I just had one of the most productive weekends I've ever had. All that lack of self-confidence I had a few months ago melted as the words just came to me. I'm on such a roll right now, that I really need to give it a rest for a few days. Common wisdom might be to keep going while I'm on that roll, but I think it's really better to leave while you still want more. In a few days, I'll come back to where I was with fresh eyes and new energy.
Some people fear that if you don't keep pushing through the same work while you're in the same frame of mind, it will end up sounding like it was written by more than one person. I actually don't think this is always such a bad thing for a story. Most stories I read for my magazine where I volunteer start off pretty strong and then flag. They get bogged down and lose their initial energy as the writer starts trying to get into the exposition. This is a very difficult thing to avoid, but doing different parts in a different state of mind can actually give each its own propulsion. You are really taking the work of another person--the writer you were the last time you were working on this story--and riffing off of it as the person you are now.

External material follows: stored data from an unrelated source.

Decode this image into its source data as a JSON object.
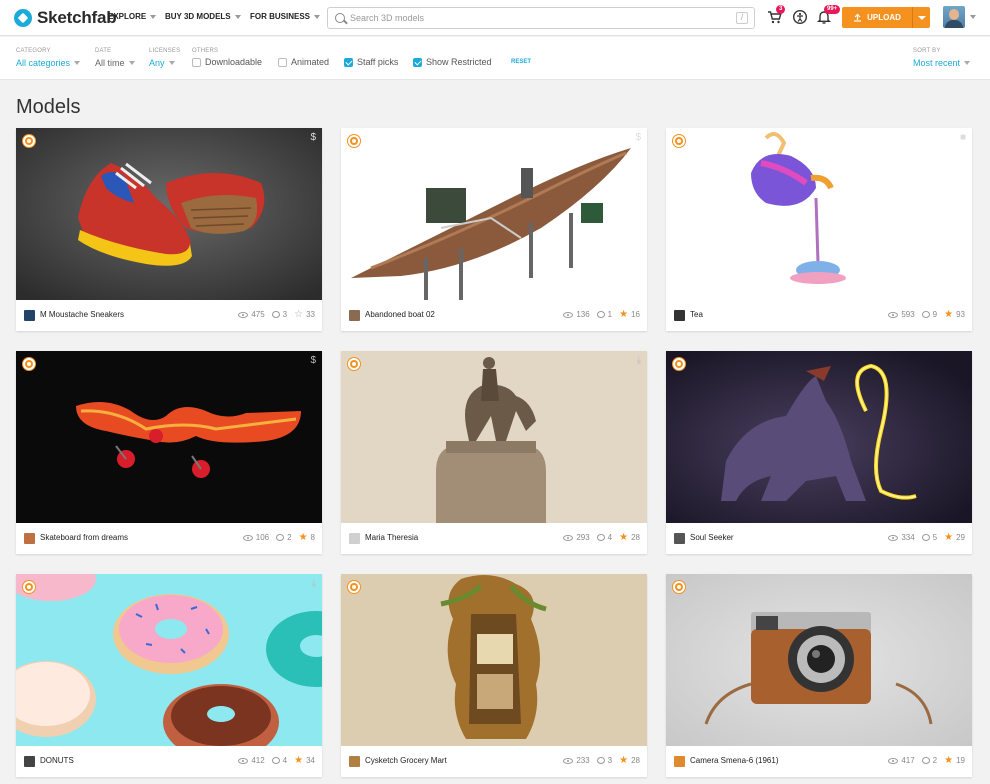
{
  "header": {
    "logo_text": "Sketchfab",
    "nav": {
      "explore": "EXPLORE",
      "buy": "BUY 3D MODELS",
      "business": "FOR BUSINESS"
    },
    "search_placeholder": "Search 3D models",
    "search_shortcut": "/",
    "cart_count": "3",
    "notifications_count": "99+",
    "upload_label": "UPLOAD"
  },
  "filters": {
    "category": {
      "label": "CATEGORY",
      "value": "All categories"
    },
    "date": {
      "label": "DATE",
      "value": "All time"
    },
    "licenses": {
      "label": "LICENSES",
      "value": "Any"
    },
    "others_label": "OTHERS",
    "checkboxes": [
      {
        "label": "Downloadable",
        "checked": false
      },
      {
        "label": "Animated",
        "checked": false
      },
      {
        "label": "Staff picks",
        "checked": true
      },
      {
        "label": "Show Restricted",
        "checked": true
      }
    ],
    "reset": "RESET",
    "sort": {
      "label": "SORT BY",
      "value": "Most recent"
    }
  },
  "page_title": "Models",
  "models": [
    {
      "name": "M Moustache Sneakers",
      "views": "475",
      "comments": "3",
      "likes": "33",
      "liked": false,
      "staff_pick": true,
      "corner": "$",
      "icon": "sneakers-thumbnail"
    },
    {
      "name": "Abandoned boat 02",
      "views": "136",
      "comments": "1",
      "likes": "16",
      "liked": true,
      "staff_pick": true,
      "corner": "$",
      "icon": "boat-thumbnail"
    },
    {
      "name": "Tea",
      "views": "593",
      "comments": "9",
      "likes": "93",
      "liked": true,
      "staff_pick": true,
      "corner": "■",
      "icon": "teapot-thumbnail"
    },
    {
      "name": "Skateboard from dreams",
      "views": "106",
      "comments": "2",
      "likes": "8",
      "liked": true,
      "staff_pick": true,
      "corner": "$",
      "icon": "skateboard-thumbnail"
    },
    {
      "name": "Maria Theresia",
      "views": "293",
      "comments": "4",
      "likes": "28",
      "liked": true,
      "staff_pick": true,
      "corner": "⤓",
      "icon": "statue-thumbnail"
    },
    {
      "name": "Soul Seeker",
      "views": "334",
      "comments": "5",
      "likes": "29",
      "liked": true,
      "staff_pick": true,
      "corner": "",
      "icon": "creature-thumbnail"
    },
    {
      "name": "DONUTS",
      "views": "412",
      "comments": "4",
      "likes": "34",
      "liked": true,
      "staff_pick": true,
      "corner": "⤓",
      "icon": "donuts-thumbnail"
    },
    {
      "name": "Cysketch Grocery Mart",
      "views": "233",
      "comments": "3",
      "likes": "28",
      "liked": true,
      "staff_pick": true,
      "corner": "",
      "icon": "tree-house-thumbnail"
    },
    {
      "name": "Camera Smena-6 (1961)",
      "views": "417",
      "comments": "2",
      "likes": "19",
      "liked": true,
      "staff_pick": true,
      "corner": "",
      "icon": "camera-thumbnail"
    }
  ]
}
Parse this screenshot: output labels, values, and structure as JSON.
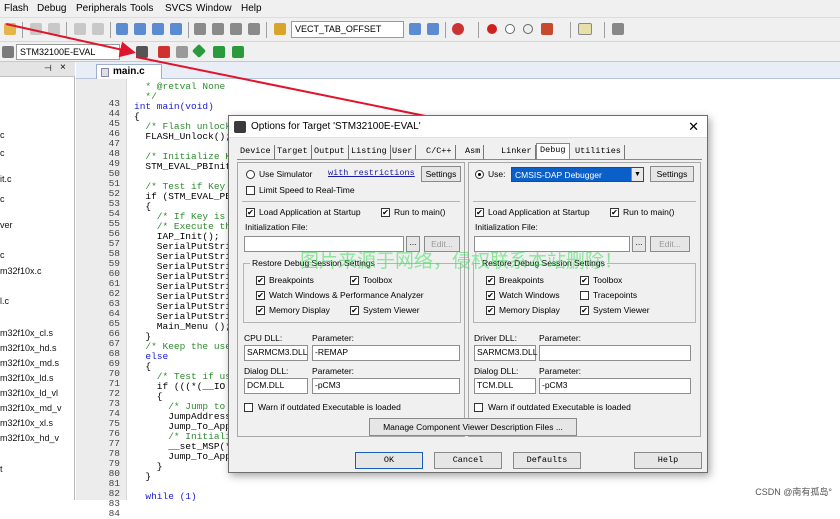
{
  "menubar": {
    "items": [
      "Flash",
      "Debug",
      "Peripherals",
      "Tools",
      "SVCS",
      "Window",
      "Help"
    ]
  },
  "toolbar1": {
    "target_combo": "VECT_TAB_OFFSET"
  },
  "toolbar2": {
    "project_combo": "STM32100E-EVAL"
  },
  "left_panel": {
    "items": [
      "c",
      "c",
      "it.c",
      "c",
      "ver",
      "c",
      "m32f10x.c",
      "l.c",
      "m32f10x_cl.s",
      "m32f10x_hd.s",
      "m32f10x_md.s",
      "m32f10x_ld.s",
      "m32f10x_ld_vl",
      "m32f10x_md_v",
      "m32f10x_xl.s",
      "m32f10x_hd_v",
      "t"
    ],
    "header_glyph": "×"
  },
  "editor": {
    "tab": "main.c",
    "lines": [
      {
        "n": "43",
        "t": "  * @retval None",
        "c": "cm"
      },
      {
        "n": "44",
        "t": "  */",
        "c": "cm"
      },
      {
        "n": "45",
        "t": "int main(void)",
        "c": "kw"
      },
      {
        "n": "46",
        "t": "{",
        "c": ""
      },
      {
        "n": "47",
        "t": "  /* Flash unlock",
        "c": "cm"
      },
      {
        "n": "48",
        "t": "  FLASH_Unlock();",
        "c": ""
      },
      {
        "n": "49",
        "t": "",
        "c": ""
      },
      {
        "n": "50",
        "t": "  /* Initialize Ke",
        "c": "cm"
      },
      {
        "n": "51",
        "t": "  STM_EVAL_PBInit(",
        "c": ""
      },
      {
        "n": "52",
        "t": "",
        "c": ""
      },
      {
        "n": "53",
        "t": "  /* Test if Key p",
        "c": "cm"
      },
      {
        "n": "54",
        "t": "  if (STM_EVAL_PBG",
        "c": ""
      },
      {
        "n": "55",
        "t": "  {",
        "c": ""
      },
      {
        "n": "56",
        "t": "    /* If Key is p",
        "c": "cm"
      },
      {
        "n": "57",
        "t": "    /* Execute the",
        "c": "cm"
      },
      {
        "n": "58",
        "t": "    IAP_Init();",
        "c": ""
      },
      {
        "n": "59",
        "t": "    SerialPutStrin",
        "c": ""
      },
      {
        "n": "60",
        "t": "    SerialPutStrin",
        "c": ""
      },
      {
        "n": "61",
        "t": "    SerialPutStrin",
        "c": ""
      },
      {
        "n": "62",
        "t": "    SerialPutStrin",
        "c": ""
      },
      {
        "n": "63",
        "t": "    SerialPutStrin",
        "c": ""
      },
      {
        "n": "64",
        "t": "    SerialPutStrin",
        "c": ""
      },
      {
        "n": "65",
        "t": "    SerialPutStrin",
        "c": ""
      },
      {
        "n": "66",
        "t": "    SerialPutStrin",
        "c": ""
      },
      {
        "n": "67",
        "t": "    Main_Menu ();",
        "c": ""
      },
      {
        "n": "68",
        "t": "  }",
        "c": ""
      },
      {
        "n": "69",
        "t": "  /* Keep the user",
        "c": "cm"
      },
      {
        "n": "70",
        "t": "  else",
        "c": "kw"
      },
      {
        "n": "71",
        "t": "  {",
        "c": ""
      },
      {
        "n": "72",
        "t": "    /* Test if use",
        "c": "cm"
      },
      {
        "n": "73",
        "t": "    if (((*(__IO v",
        "c": ""
      },
      {
        "n": "74",
        "t": "    {",
        "c": ""
      },
      {
        "n": "75",
        "t": "      /* Jump to u",
        "c": "cm"
      },
      {
        "n": "76",
        "t": "      JumpAddress",
        "c": ""
      },
      {
        "n": "77",
        "t": "      Jump_To_Appl",
        "c": ""
      },
      {
        "n": "78",
        "t": "      /* Initiali",
        "c": "cm"
      },
      {
        "n": "79",
        "t": "      __set_MSP(*",
        "c": ""
      },
      {
        "n": "80",
        "t": "      Jump_To_Appl",
        "c": ""
      },
      {
        "n": "81",
        "t": "    }",
        "c": ""
      },
      {
        "n": "82",
        "t": "  }",
        "c": ""
      },
      {
        "n": "83",
        "t": "",
        "c": ""
      },
      {
        "n": "84",
        "t": "  while (1)",
        "c": "kw"
      }
    ]
  },
  "dialog": {
    "title": "Options for Target 'STM32100E-EVAL'",
    "close": "✕",
    "tabs": [
      "Device",
      "Target",
      "Output",
      "Listing",
      "User",
      "C/C++",
      "Asm",
      "Linker",
      "Debug",
      "Utilities"
    ],
    "active_tab": "Debug",
    "left": {
      "use_simulator": "Use Simulator",
      "with_restrictions": "with restrictions",
      "settings": "Settings",
      "limit_speed": "Limit Speed to Real-Time",
      "load_app": "Load Application at Startup",
      "run_to_main": "Run to main()",
      "init_file_label": "Initialization File:",
      "browse": "...",
      "edit": "Edit...",
      "restore_title": "Restore Debug Session Settings",
      "breakpoints": "Breakpoints",
      "toolbox": "Toolbox",
      "watch": "Watch Windows & Performance Analyzer",
      "memory": "Memory Display",
      "system_viewer": "System Viewer",
      "cpu_dll_label": "CPU DLL:",
      "cpu_dll": "SARMCM3.DLL",
      "param_label": "Parameter:",
      "cpu_param": "-REMAP",
      "dialog_dll_label": "Dialog DLL:",
      "dialog_dll": "DCM.DLL",
      "dialog_param": "-pCM3",
      "warn": "Warn if outdated Executable is loaded"
    },
    "right": {
      "use": "Use:",
      "debugger": "CMSIS-DAP Debugger",
      "settings": "Settings",
      "load_app": "Load Application at Startup",
      "run_to_main": "Run to main()",
      "init_file_label": "Initialization File:",
      "browse": "...",
      "edit": "Edit...",
      "restore_title": "Restore Debug Session Settings",
      "breakpoints": "Breakpoints",
      "toolbox": "Toolbox",
      "watch": "Watch Windows",
      "tracepoints": "Tracepoints",
      "memory": "Memory Display",
      "system_viewer": "System Viewer",
      "driver_dll_label": "Driver DLL:",
      "driver_dll": "SARMCM3.DLL",
      "param_label": "Parameter:",
      "driver_param": "",
      "dialog_dll_label": "Dialog DLL:",
      "dialog_dll": "TCM.DLL",
      "dialog_param": "-pCM3",
      "warn": "Warn if outdated Executable is loaded"
    },
    "manage_button": "Manage Component Viewer Description Files ...",
    "buttons": {
      "ok": "OK",
      "cancel": "Cancel",
      "defaults": "Defaults",
      "help": "Help"
    }
  },
  "watermark": "图片来源于网络，侵权联系本站删除！",
  "credit": "CSDN @南有孤岛°",
  "checkmark": "✔",
  "colors": {
    "arrow": "#e0142c",
    "watermark": "#3cdc5a",
    "comment": "#2f8b2f",
    "keyword": "#1a1ad6"
  }
}
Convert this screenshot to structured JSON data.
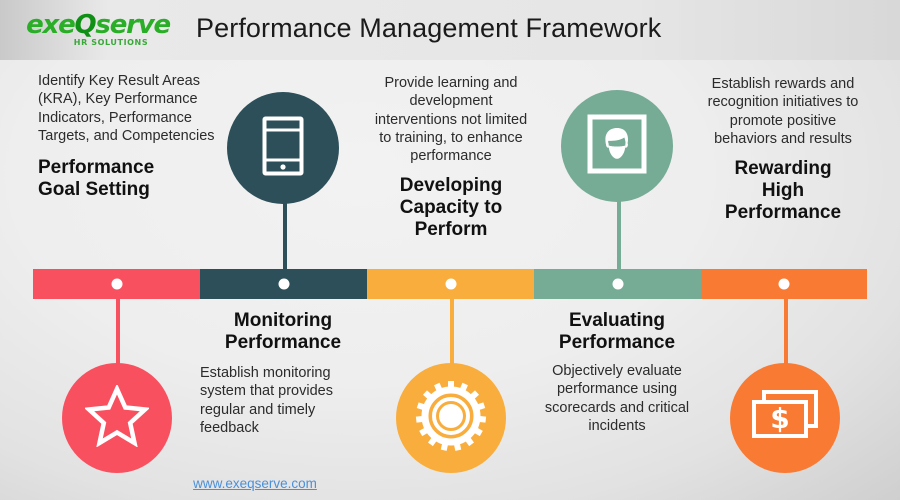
{
  "header": {
    "logo_word_a": "exe",
    "logo_word_q": "Q",
    "logo_word_b": "serve",
    "logo_tagline": "HR SOLUTIONS",
    "title": "Performance Management Framework"
  },
  "footer": {
    "url": "www.exeqserve.com"
  },
  "colors": {
    "stage1": "#f9505f",
    "stage2": "#2c4f59",
    "stage3": "#f9ad3c",
    "stage4": "#76ab95",
    "stage5": "#f97a33",
    "dot": "#ffffff",
    "link": "#4a90d9",
    "logo_green": "#2aad27",
    "title_text": "#1b1b1b"
  },
  "stages": [
    {
      "index": 1,
      "headline": "Performance\nGoal Setting",
      "description": "Identify Key Result Areas (KRA), Key Performance Indicators, Performance Targets, and Competencies",
      "icon": "star-icon",
      "color": "#f9505f",
      "position": "below"
    },
    {
      "index": 2,
      "headline": "Monitoring\nPerformance",
      "description": "Establish monitoring system that provides regular and timely feedback",
      "icon": "smartphone-icon",
      "color": "#2c4f59",
      "position": "above"
    },
    {
      "index": 3,
      "headline": "Developing\nCapacity to\nPerform",
      "description": "Provide learning and development interventions not limited to training, to enhance performance",
      "icon": "gear-icon",
      "color": "#f9ad3c",
      "position": "below"
    },
    {
      "index": 4,
      "headline": "Evaluating\nPerformance",
      "description": "Objectively evaluate performance using scorecards and critical incidents",
      "icon": "person-portrait-icon",
      "color": "#76ab95",
      "position": "above"
    },
    {
      "index": 5,
      "headline": "Rewarding\nHigh\nPerformance",
      "description": "Establish rewards and recognition initiatives to promote positive behaviors and results",
      "icon": "money-icon",
      "color": "#f97a33",
      "position": "below"
    }
  ],
  "stage_text": {
    "s1_desc": "Identify Key Result Areas (KRA), Key Performance Indicators, Performance Targets, and Competencies",
    "s1_head_l1": "Performance",
    "s1_head_l2": "Goal Setting",
    "s2_desc": "Establish monitoring system that provides regular and timely feedback",
    "s2_head_l1": "Monitoring",
    "s2_head_l2": "Performance",
    "s3_desc": "Provide learning and development interventions not limited to training, to enhance performance",
    "s3_head_l1": "Developing",
    "s3_head_l2": "Capacity to",
    "s3_head_l3": "Perform",
    "s4_desc": "Objectively evaluate performance using scorecards and critical incidents",
    "s4_head_l1": "Evaluating",
    "s4_head_l2": "Performance",
    "s5_desc": "Establish rewards and recognition initiatives to promote positive behaviors and results",
    "s5_head_l1": "Rewarding",
    "s5_head_l2": "High",
    "s5_head_l3": "Performance"
  }
}
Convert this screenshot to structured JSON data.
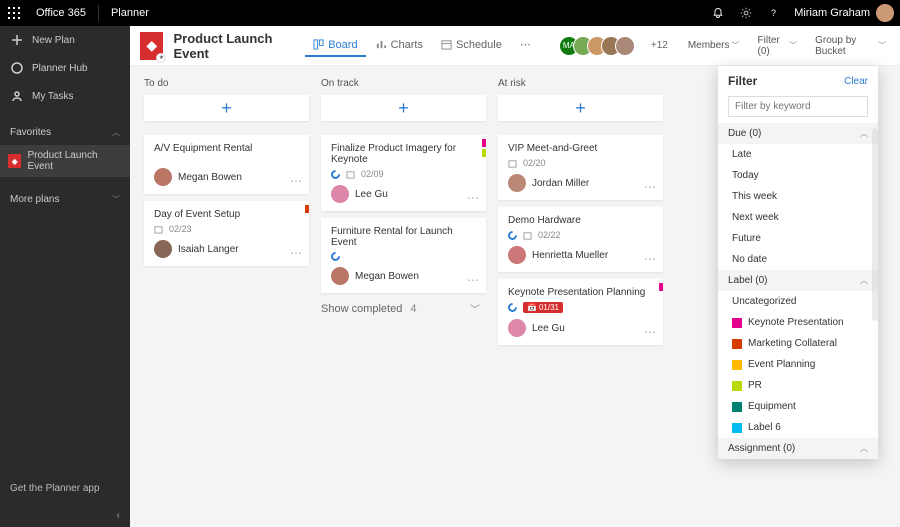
{
  "top": {
    "brand": "Office 365",
    "app": "Planner",
    "user": "Miriam Graham"
  },
  "sidebar": {
    "new_plan": "New Plan",
    "planner_hub": "Planner Hub",
    "my_tasks": "My Tasks",
    "favorites": "Favorites",
    "fav_plan": "Product Launch Event",
    "more_plans": "More plans",
    "get_app": "Get the Planner app"
  },
  "header": {
    "plan_title": "Product Launch Event",
    "tabs": {
      "board": "Board",
      "charts": "Charts",
      "schedule": "Schedule"
    },
    "ma_initials": "MA",
    "more_members": "+12",
    "members": "Members",
    "filter": "Filter (0)",
    "group_by": "Group by Bucket"
  },
  "buckets": {
    "todo": {
      "title": "To do",
      "c1": {
        "title": "A/V Equipment Rental",
        "assignee": "Megan Bowen"
      },
      "c2": {
        "title": "Day of Event Setup",
        "date": "02/23",
        "assignee": "Isaiah Langer"
      }
    },
    "ontrack": {
      "title": "On track",
      "c1": {
        "title": "Finalize Product Imagery for Keynote",
        "date": "02/09",
        "assignee": "Lee Gu"
      },
      "c2": {
        "title": "Furniture Rental for Launch Event",
        "assignee": "Megan Bowen"
      },
      "show_completed": "Show completed",
      "completed_count": "4"
    },
    "atrisk": {
      "title": "At risk",
      "c1": {
        "title": "VIP Meet-and-Greet",
        "date": "02/20",
        "assignee": "Jordan Miller"
      },
      "c2": {
        "title": "Demo Hardware",
        "date": "02/22",
        "assignee": "Henrietta Mueller"
      },
      "c3": {
        "title": "Keynote Presentation Planning",
        "date": "01/31",
        "assignee": "Lee Gu"
      }
    }
  },
  "filter": {
    "title": "Filter",
    "clear": "Clear",
    "placeholder": "Filter by keyword",
    "due_head": "Due (0)",
    "due": {
      "late": "Late",
      "today": "Today",
      "this_week": "This week",
      "next_week": "Next week",
      "future": "Future",
      "no_date": "No date"
    },
    "label_head": "Label (0)",
    "uncat": "Uncategorized",
    "labels": {
      "l1": {
        "name": "Keynote Presentation",
        "color": "#e3008c"
      },
      "l2": {
        "name": "Marketing Collateral",
        "color": "#d83b01"
      },
      "l3": {
        "name": "Event Planning",
        "color": "#ffb900"
      },
      "l4": {
        "name": "PR",
        "color": "#bad80a"
      },
      "l5": {
        "name": "Equipment",
        "color": "#008272"
      },
      "l6": {
        "name": "Label 6",
        "color": "#00bcf2"
      }
    },
    "assignment_head": "Assignment (0)"
  }
}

You can probably write a story all in one go if you're writing micro-fiction. If you're not, it's going to take you a while to write the story. It really is. That's because writing is hard. If it seems hard to you, that means you're doing it right. Don't try to keep pushing through as though it isn't.
I can relate very much to this. I've spent the last couple of years ironing out my routine, and accepting my day job (teaching) to do what it's supposed to do, and my writing to work around it.
ReplyDeleteIn order to turn writing into work--heavy lifting sort of work--I can't take any part of my day job home with me. I can relate to this in many ways. My morning routine--getting up before dawn to write before the kids awake--got me through my first novel! I submitted to the Washington Writers Publishing House in hopes of following a few--ahem--writers I admire.
Have a great week and thanks for the advice.
Mark
Well, since the contest is anonymous, and since I'm only one of about eight readers, I probably will have a very limited impact on your chances there. But I wish you the best.
DeleteOn the other hand, since getting my book published from WWPH, I've had a complete goose egg of a year. Not a thing accepted for publication, just non-stop disappointment. So you probably don't really want to follow in my footsteps.